L’absence de référentiel normatif contraignant dans le secteur du BTPH est un problème structurel ancien. Des routes qui se dégradent avant même leur réception, des ouvrages d’art qui nécessitent des travaux de réfection quelques années à peine après leur livraison, des matériaux de qualité douteuse importés ou produits localement sans contrôle sérieux — autant de réalités que ce décret entend corriger. En instaurant une procédure d’homologation obligatoire, l’État se donne les moyens de filtrer en amont les produits qui entrent dans ses chantiers, plutôt que de constater les dégâts après coup.

L’enjeu est aussi financier. Les surcoûts liés aux malfaçons et aux réhabilitations prématurées représentent chaque année une charge considérable pour le Trésor public. Normaliser les intrants de construction, c’est in fine rationaliser la dépense publique sur le long terme. Le projet de décret sur les normes du BTPH, déjà en cours d’examen lors d’une précédente réunion, devrait être finalisé prochainement avant sa publication au Journal officiel.

Plusieurs dossiers à l’ordre du jour

La réunion de mardi ne s’est pas limitée au seul dossier des travaux publics. Le gouvernement a également entendu une communication sur « le projet national de référence d’adressage et ses impacts socio-économiques à l’horizon 2030 », un chantier numérique qui vise à doter chaque espace urbain d’une adresse identifiable, condition préalable à une meilleure délivrance des services publics et à ce que le communiqué appelle « une gouvernance intelligente et fondée sur les données. »

La santé publique était aussi à l’ordre du jour, avec un point sur la situation épidémiologique des maladies transmissibles. Le gouvernement a relevé que ces maladies « continuent de constituer un défi majeur pour le système national de santé », appelant au renforcement de la détection précoce et à « une coordination intersectorielle accrue. »

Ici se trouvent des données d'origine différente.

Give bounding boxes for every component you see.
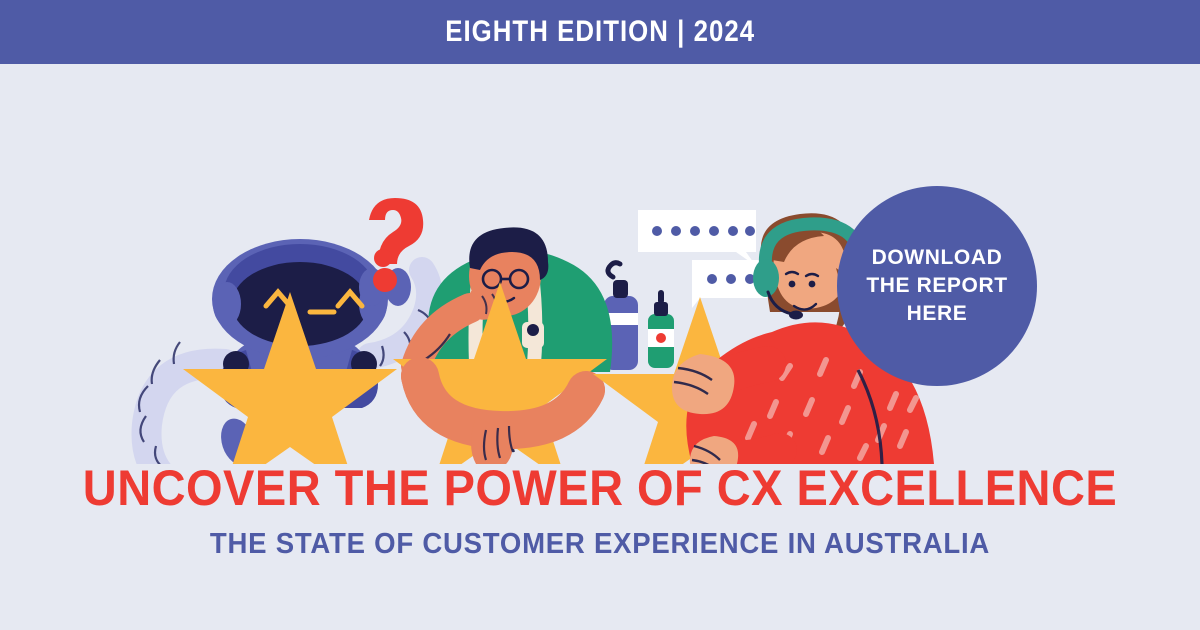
cta-line-1: DOWNLOAD	[872, 244, 1003, 272]
cta-line-2: THE REPORT	[866, 272, 1007, 300]
page-title: UNCOVER THE POWER OF CX EXCELLENCE	[36, 462, 1164, 515]
download-report-button[interactable]: DOWNLOAD THE REPORT HERE	[837, 186, 1037, 386]
headline-block: UNCOVER THE POWER OF CX EXCELLENCE THE S…	[0, 462, 1200, 560]
dropper-bottle-icon	[648, 290, 674, 368]
page-subtitle: THE STATE OF CUSTOMER EXPERIENCE IN AUST…	[30, 529, 1170, 561]
cta-line-3: HERE	[907, 300, 968, 328]
edition-banner: EIGHTH EDITION | 2024	[0, 0, 1200, 64]
speech-bubble-top	[638, 210, 756, 266]
question-mark-icon	[369, 198, 423, 267]
poster-canvas: EIGHTH EDITION | 2024	[0, 0, 1200, 630]
edition-banner-label: EIGHTH EDITION | 2024	[445, 15, 755, 49]
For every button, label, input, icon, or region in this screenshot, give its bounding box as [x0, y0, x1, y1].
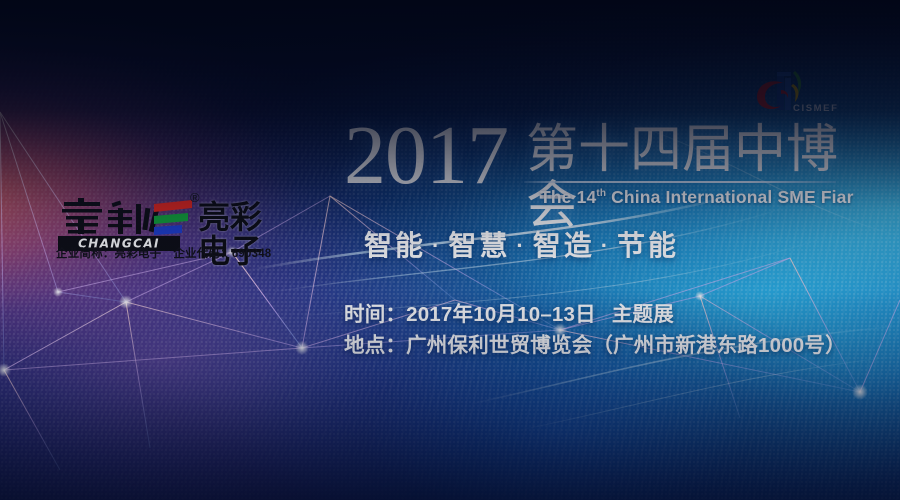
event-title-cn: 第十四届中博会: [526, 122, 844, 234]
slogan-separator-1: ·: [426, 233, 448, 259]
event-venue-value: 广州保利世贸博览会（广州市新港东路1000号）: [406, 334, 846, 357]
event-date-label: 时间：: [344, 303, 406, 326]
slogan-separator-2: ·: [510, 233, 532, 259]
slogan-item-4: 节能: [617, 230, 679, 261]
slogan-separator-3: ·: [595, 233, 617, 259]
slogan-item-1: 智能: [364, 230, 426, 261]
event-date-value: 2017年10月10–13日: [406, 303, 596, 326]
company-abbr-value: 亮彩电子: [115, 248, 162, 260]
company-code-label: 企业代码：: [173, 248, 232, 260]
event-title-en: The 14th China International SME Fiar: [540, 187, 854, 208]
company-code-value: 690348: [232, 248, 272, 260]
event-slogan: 智能·智慧·智造·节能: [364, 224, 679, 264]
cismef-wordmark: CISMEF: [793, 103, 839, 114]
company-logo: CHANGCAI ® 亮彩电子 企业简称：亮彩电子企业代码：690348: [58, 196, 288, 268]
event-venue-label: 地点：: [344, 334, 406, 357]
cismef-logo: CISMEF: [755, 70, 850, 122]
event-banner: CISMEF 2017 第十四届中博会 The 14th China Inter…: [0, 0, 900, 500]
event-title-en-suffix: China International SME Fiar: [606, 187, 853, 207]
slogan-item-2: 智慧: [448, 230, 510, 261]
company-abbr-label: 企业简称：: [56, 248, 115, 260]
event-year: 2017: [344, 114, 508, 198]
event-date-note: 主题展: [612, 303, 674, 326]
event-title-en-prefix: The 14: [540, 187, 596, 207]
company-meta-line: 企业简称：亮彩电子企业代码：690348: [56, 245, 271, 261]
event-date-line: 时间：2017年10月10–13日主题展: [344, 299, 889, 330]
title-divider-line: [524, 181, 836, 183]
event-title-en-ordinal: th: [596, 188, 606, 199]
event-info: 时间：2017年10月10–13日主题展 地点：广州保利世贸博览会（广州市新港东…: [344, 299, 889, 361]
event-venue-line: 地点：广州保利世贸博览会（广州市新港东路1000号）: [344, 330, 889, 361]
slogan-item-3: 智造: [533, 230, 595, 261]
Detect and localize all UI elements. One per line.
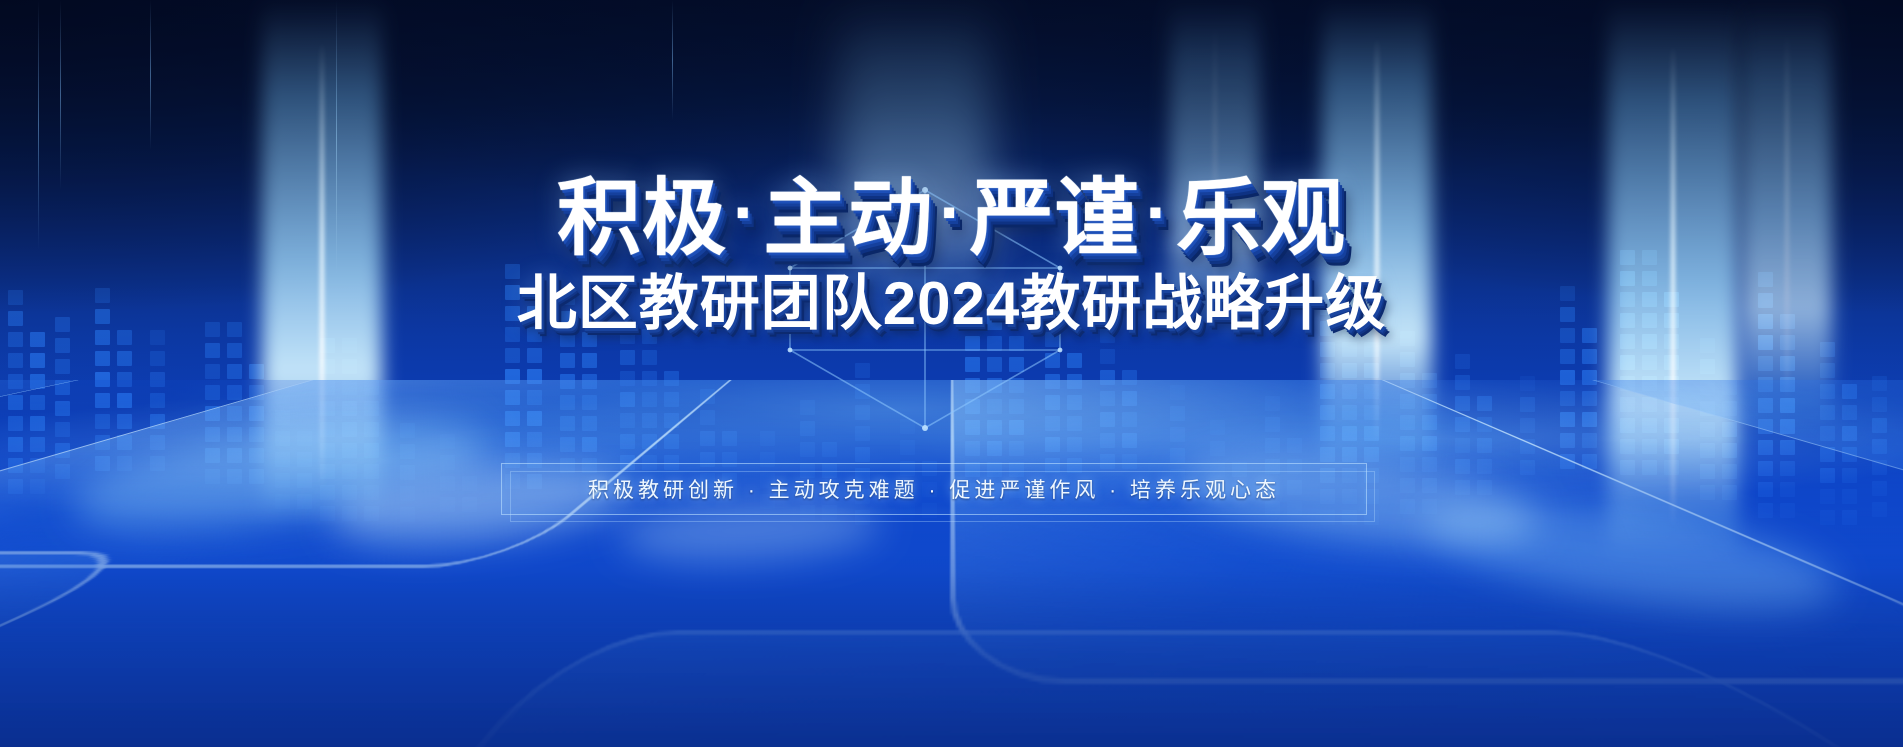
main-title-segment-3: 严谨	[968, 176, 1142, 260]
main-title: 积极 · 主动 · 严谨 · 乐观	[555, 176, 1348, 260]
title-separator-dot: ·	[1146, 177, 1170, 247]
banner-content: 积极 · 主动 · 严谨 · 乐观 北区教研团队2024教研战略升级	[0, 0, 1903, 747]
main-title-segment-4: 乐观	[1174, 176, 1348, 260]
main-title-segment-2: 主动	[761, 176, 935, 260]
promo-banner: 积极 · 主动 · 严谨 · 乐观 北区教研团队2024教研战略升级 积极教研创…	[0, 0, 1903, 747]
tagline-text: 积极教研创新 · 主动攻克难题 · 促进严谨作风 · 培养乐观心态	[501, 463, 1367, 515]
main-title-segment-1: 积极	[555, 176, 729, 260]
title-separator-dot: ·	[733, 177, 757, 247]
title-separator-dot: ·	[939, 177, 963, 247]
sub-title: 北区教研团队2024教研战略升级	[517, 274, 1386, 334]
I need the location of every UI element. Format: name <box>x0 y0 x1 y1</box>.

Enfin, la question du financement de la sécurité sociale a été abordée, dans un contexte de pression démographique et de hausse des dépenses. Le communiqué mentionne « la nécessité d’établir un plan d’action global à même de garantir l’efficacité du système de protection sociale, sa pérennité et son impact sur l’inclusion sociale » — une formulation prudente qui dit, entre les lignes, que les caisses sociales sont sous tension.